What to do when you have a bad boss…and when you hired the bad boss

Misery loves company. Everyone has a bad boss at one time or another but when it’s you, who cares about anyone else? The boss plays favorites, rarely communicates, never seems to get around to your annual review, and dumps his work on you, probably at the last minute.  But if others have survived, you can also. And though it may seem impossible, consider sticking with a bad boss, but with a new perspective in mind.

Move forward instead. A recent article from Korn Ferry suggests moving forward rather than simply running away from a bad situation. “Bailing out of your job because of your boss raises risk of jumping at the first thing to come along. That could put you in an even worse position: a job you don’t like and aren’t well suited for and working for another boss who might not be better.” You’ll never have a better reason to evaluate where you want to go in your career and actively take steps to make it happen.

Gain emotional intelligence. Learning to deal with a bad boss offers terrific opportunities to develop emotional self-control. Managing your reactions and emotions is an invaluable talent that will make you a better leader in the long run.

See the positive.  Bad bosses don’t last forever. Either he will move on or you will. While it’s tough, a bad boss can be an invaluable learning experience. “Ironically, people are more likely to learn about compassion and integrity from a bad boss than from a good one,” notes Korn Ferry.  “In the meantime, learn all you can, raise your visibility beyond your immediate team or department, and invest in your network.”

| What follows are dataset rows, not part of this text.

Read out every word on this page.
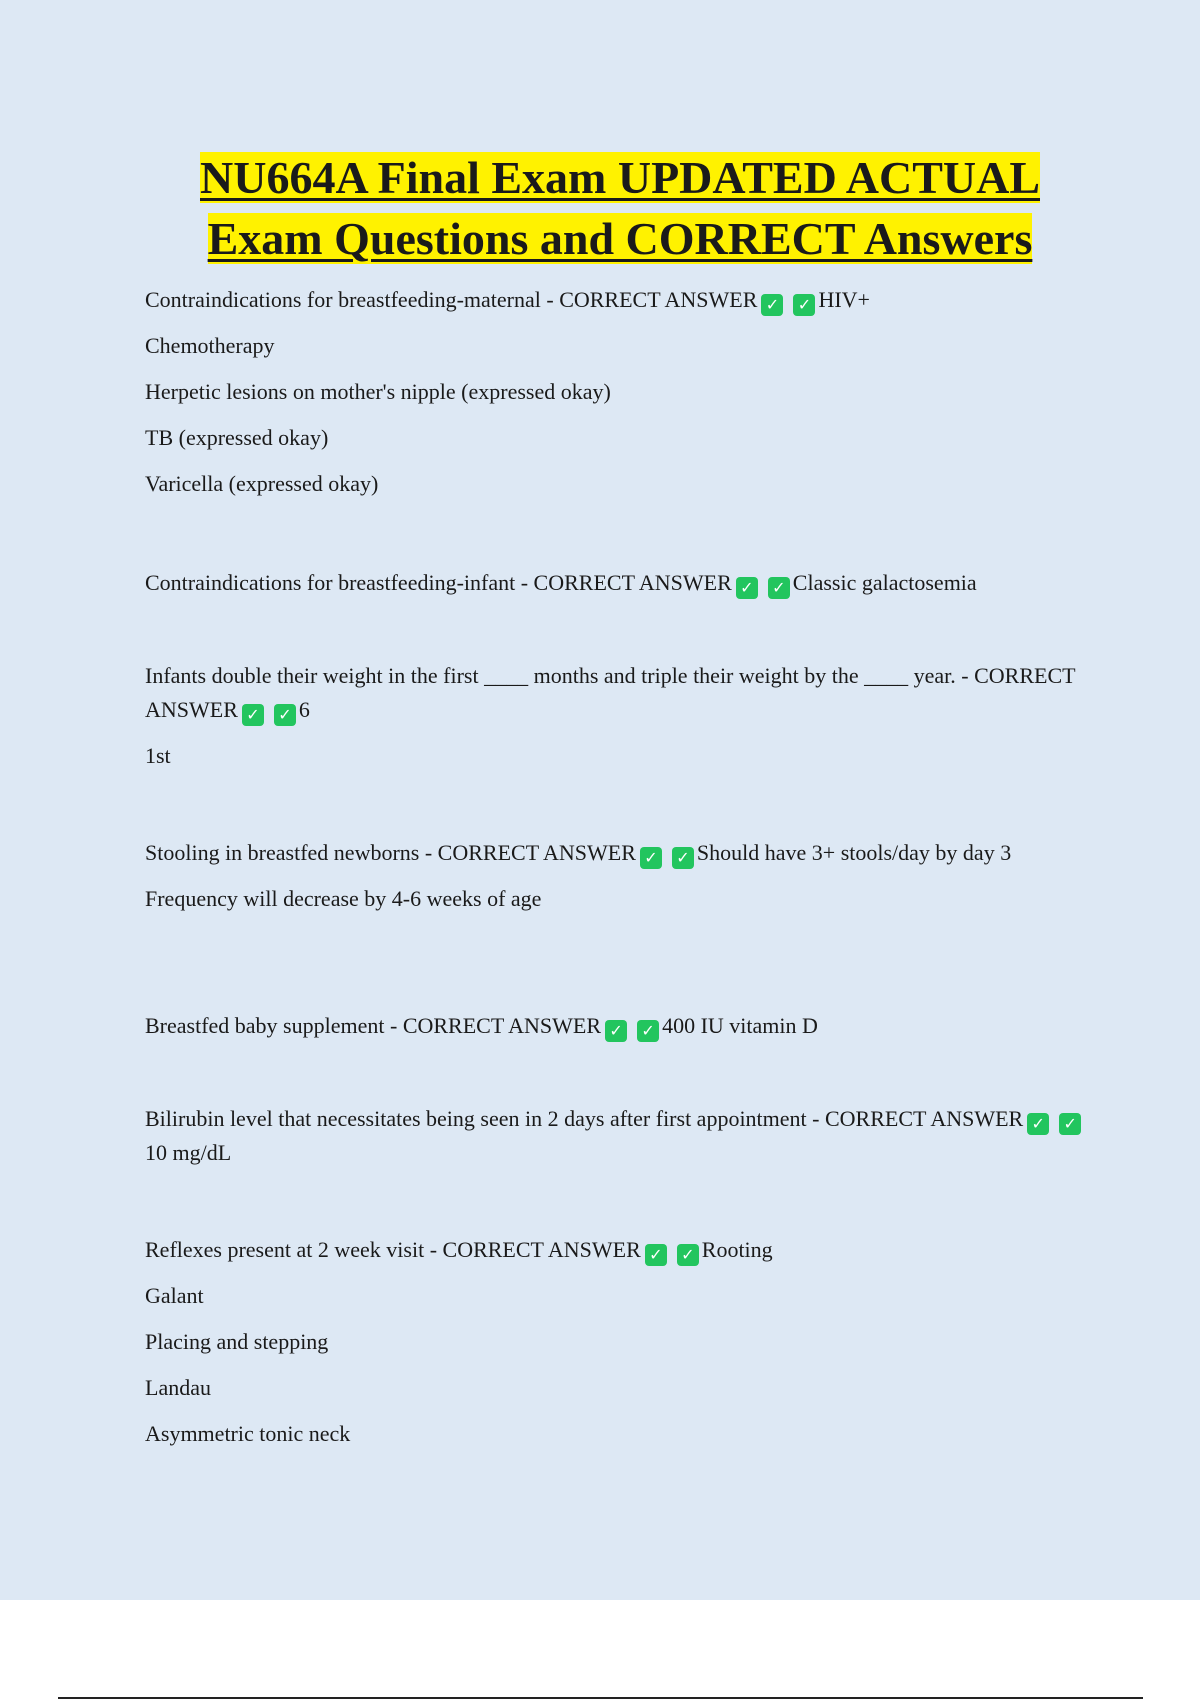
NU664A Final Exam UPDATED ACTUAL
Exam Questions and CORRECT Answers

Contraindications for breastfeeding-maternal - CORRECT ANSWER ✓ ✓ HIV+

Chemotherapy

Herpetic lesions on mother's nipple (expressed okay)

TB (expressed okay)

Varicella (expressed okay)

Contraindications for breastfeeding-infant - CORRECT ANSWER ✓ ✓ Classic galactosemia

Infants double their weight in the first ____ months and triple their weight by the ____ year. - CORRECT ANSWER ✓ ✓ 6

1st

Stooling in breastfed newborns - CORRECT ANSWER ✓ ✓ Should have 3+ stools/day by day 3

Frequency will decrease by 4-6 weeks of age

Breastfed baby supplement - CORRECT ANSWER ✓ ✓ 400 IU vitamin D

Bilirubin level that necessitates being seen in 2 days after first appointment - CORRECT ANSWER ✓ ✓10 mg/dL

Reflexes present at 2 week visit - CORRECT ANSWER ✓ ✓ Rooting

Galant

Placing and stepping

Landau

Asymmetric tonic neck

 Face the music.  If you’re noticing a department that has a sharp drop in productivity, a higher number of customer complaints, and once-solid employees jumping ship, read the signs and get to the bottom of it.  “People really don’t leave companies—they leave bosses,” says Korn Ferry. Conducting in-depth exit interviews with departing employees can garner a wealth of information. Compare notes with other exit interviews and be willing to accept the truth of what you find. Maybe it is just one “bad” manager or a reaction to larger, company-wide changes.

Communicate changes. Some people would rather run than face the unknowns of coming change in an organization. Combat that fear with good communication early on. Heather Huhman writes in a recent article, “…be specific about how [changes] will affect them on an individual level. Meet with concerned employees and explain what will be different…. The key here is to be open and honest, so they aren’t left to fill in the blanks with worst-case scenarios. Also, show them how these changes will be an improvement for them and the organization in the long-run.”

Evaluate management.  While organizational changes may cause employees to leave, more often their manager is the culprit. Act quickly to understand what employees aren’t getting from management and provide managers with specific feedback and training. If necessary, use an outside firm like Leadership Alliance to conduct interviews and offer unbiased feedback and recommendations with a Workplace Assessment. Lastly, follow up on your managers’ progress by continuing to collect feedback from the team.

Rebuild confidence. Get on the offensive and take steps to rebuild confidence that things are turning around. Huhman also writes, “Don’t gloss over issues that cause people to leave. Instead, openly address them and search for a solution. After all, loyal employees deserve both an explanation and reassurance. Let them know you have a clear plan….as well as a realistic timeline for those improvements.  When bumps in the road arise, don’t try to hide them. Employees would rather know there was a setback than be lied to. Because when the truth does come out, it will give them a new reason to leave.”